Code Sample
import pandas as pd
df = pd.DataFrame(columns = ['a', 'b'])
def foo(row):
return True
def bar(row):
row['a']
return True
t = df.apply(bar, axis=1)
print(type(t))
t = df.apply(foo, axis=1)
print(type(t))
Problem description
When apply individual functions on the same empty DataFrame
, it return different types.
<class 'pandas.core.frame.DataFrame'>
<class 'pandas.core.series.Series'>
That's wired since their only difference is row['a']
expression which is never executed.
When df is not empty, both return pd.Series
.
Test on pandas 1.19.1 and latest version 0.20.2.
Expected Output
I expected it always return pd.Series
Output of pd.show_versions()
2017-06-07 19:52:12 [pip.vcs] DEBUG: Registered VCS backend: git
2017-06-07 19:52:13 [pip.vcs] DEBUG: Registered VCS backend: hg
2017-06-07 19:52:13 [pip.vcs] DEBUG: Registered VCS backend: svn
2017-06-07 19:52:13 [pip.vcs] DEBUG: Registered VCS backend: bzr
INSTALLED VERSIONS
------------------
commit: None
python: 2.7.10.final.0
python-bits: 64
OS: Darwin
OS-release: 16.6.0
machine: x86_64
processor: i386
byteorder: little
LC_ALL: None
LANG: zh_CN.UTF-8
LOCALE: None.None
pandas: 0.20.2
pytest: None
pip: 7.1.0
setuptools: 18.0.1
Cython: None
numpy: 1.12.1
scipy: None
xarray: None
IPython: None
sphinx: None
patsy: None
dateutil: 2.6.0
pytz: 2017.2
blosc: None
bottleneck: None
tables: None
numexpr: None
feather: None
matplotlib: None
openpyxl: None
xlrd: None
xlwt: None
xlsxwriter: None
lxml: 3.6.0
bs4: None
html5lib: None
sqlalchemy: 0.9.10
pymysql: None
psycopg2: None
jinja2: None
s3fs: None
pandas_gbq: None
pandas_datareader: None
Comment From: TomAugspurger
I suspect that bar
raises a KeyError, which is caught inside .apply
and sends it down a different code path.
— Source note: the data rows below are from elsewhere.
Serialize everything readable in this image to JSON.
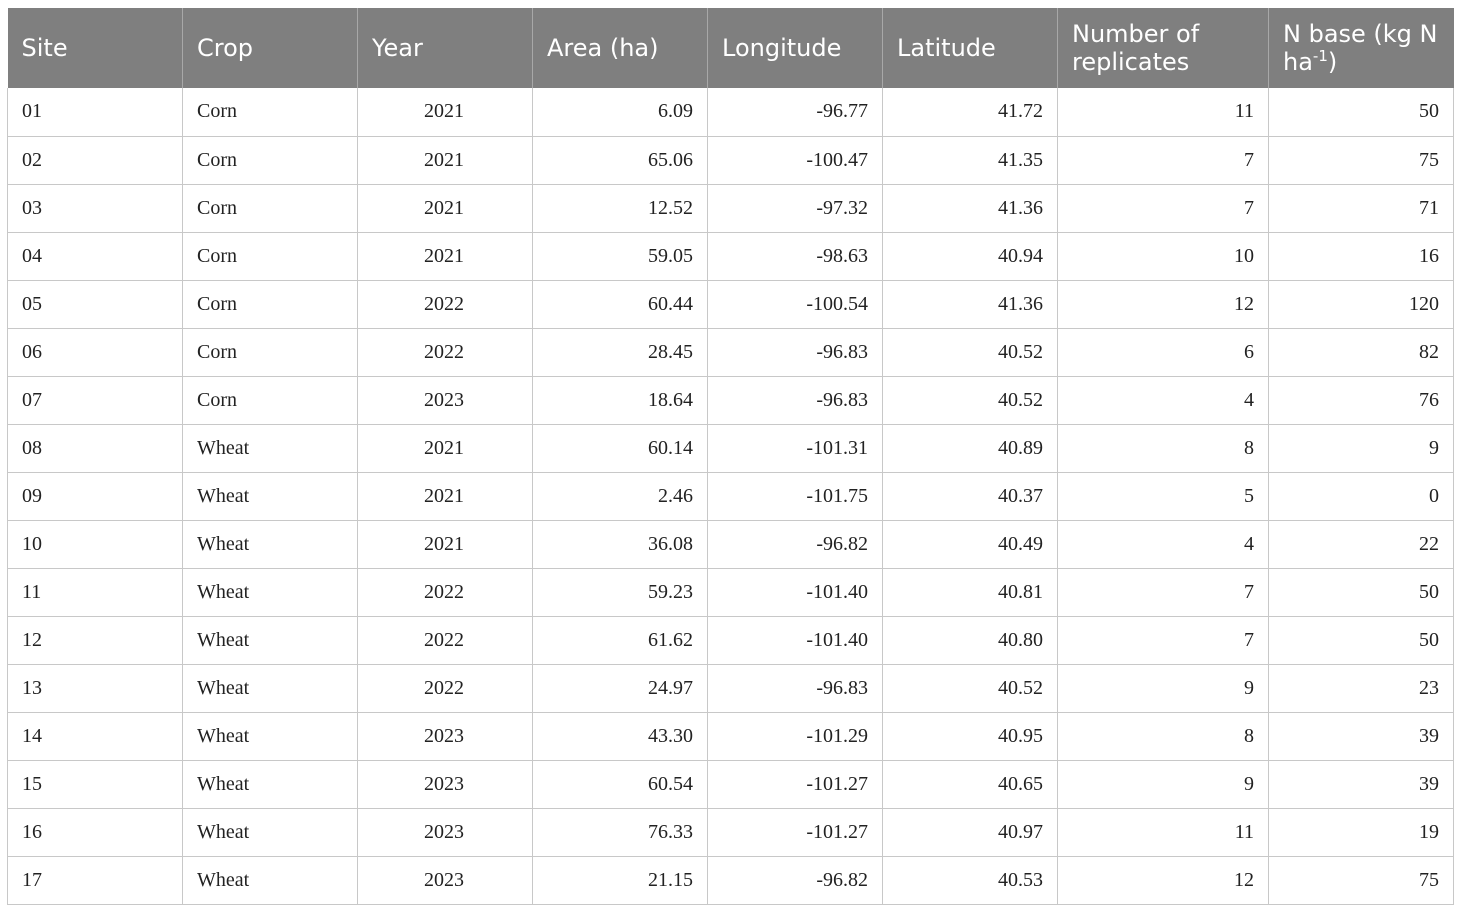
{
  "table": {
    "headers": {
      "site": "Site",
      "crop": "Crop",
      "year": "Year",
      "area": "Area (ha)",
      "longitude": "Longitude",
      "latitude": "Latitude",
      "replicates": "Number of replicates",
      "nbase_prefix": "N base (kg N ha",
      "nbase_sup": "-1",
      "nbase_suffix": ")"
    },
    "rows": [
      [
        "01",
        "Corn",
        "2021",
        "6.09",
        "-96.77",
        "41.72",
        "11",
        "50"
      ],
      [
        "02",
        "Corn",
        "2021",
        "65.06",
        "-100.47",
        "41.35",
        "7",
        "75"
      ],
      [
        "03",
        "Corn",
        "2021",
        "12.52",
        "-97.32",
        "41.36",
        "7",
        "71"
      ],
      [
        "04",
        "Corn",
        "2021",
        "59.05",
        "-98.63",
        "40.94",
        "10",
        "16"
      ],
      [
        "05",
        "Corn",
        "2022",
        "60.44",
        "-100.54",
        "41.36",
        "12",
        "120"
      ],
      [
        "06",
        "Corn",
        "2022",
        "28.45",
        "-96.83",
        "40.52",
        "6",
        "82"
      ],
      [
        "07",
        "Corn",
        "2023",
        "18.64",
        "-96.83",
        "40.52",
        "4",
        "76"
      ],
      [
        "08",
        "Wheat",
        "2021",
        "60.14",
        "-101.31",
        "40.89",
        "8",
        "9"
      ],
      [
        "09",
        "Wheat",
        "2021",
        "2.46",
        "-101.75",
        "40.37",
        "5",
        "0"
      ],
      [
        "10",
        "Wheat",
        "2021",
        "36.08",
        "-96.82",
        "40.49",
        "4",
        "22"
      ],
      [
        "11",
        "Wheat",
        "2022",
        "59.23",
        "-101.40",
        "40.81",
        "7",
        "50"
      ],
      [
        "12",
        "Wheat",
        "2022",
        "61.62",
        "-101.40",
        "40.80",
        "7",
        "50"
      ],
      [
        "13",
        "Wheat",
        "2022",
        "24.97",
        "-96.83",
        "40.52",
        "9",
        "23"
      ],
      [
        "14",
        "Wheat",
        "2023",
        "43.30",
        "-101.29",
        "40.95",
        "8",
        "39"
      ],
      [
        "15",
        "Wheat",
        "2023",
        "60.54",
        "-101.27",
        "40.65",
        "9",
        "39"
      ],
      [
        "16",
        "Wheat",
        "2023",
        "76.33",
        "-101.27",
        "40.97",
        "11",
        "19"
      ],
      [
        "17",
        "Wheat",
        "2023",
        "21.15",
        "-96.82",
        "40.53",
        "12",
        "75"
      ]
    ]
  }
}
You're welcome to take a look at whats going on.
Comment From: jreback
agree with @TomAugspurger might be excepting out of the inner loop. @gzcf if you want to investigate and see if you can make a fix that passes the test suite would be fine.
Comment From: gzcf
I'm glad to help. Let me take some time to fix it.
Comment From: gzcf
After I read related codes, I found this is a intended behavior. Check issue #2476 and _apply_empty_result
in 'pandas/core/frame.py'.
def _apply_empty_result(self, func, axis, reduce, *args, **kwds):
if reduce is None:
reduce = False
try:
reduce = not isinstance(func(_EMPTY_SERIES, *args, **kwds),
Series)
except Exception:
pass
if reduce:
return Series(NA, index=self._get_agg_axis(axis))
else:
return self.copy()
Look, these code will try guessing return type by calling func an empty Series. I don't think this is a good implementation. it's bad to except Exception
, it will swallow all exceptions. At many cases, calling func with an empty Series will raise KeyError
. But I am new to pandas source, I am not sure what's next to do.
There are some choices:
- Default to Series without guessing type, maybe give some warning message meanwhile
- Default to DataFrame...
- Don't change this behavior
- Let it fail and raise exception to user. This is original behavior.
Please give me some advice.
Comment From: Mega-Tom
I think the correct resolution is to use a series with data types from the data frame, instead of _EMPTY_SERIES
. Just using simple default values for each datatype should make it much less likely to raise an exception.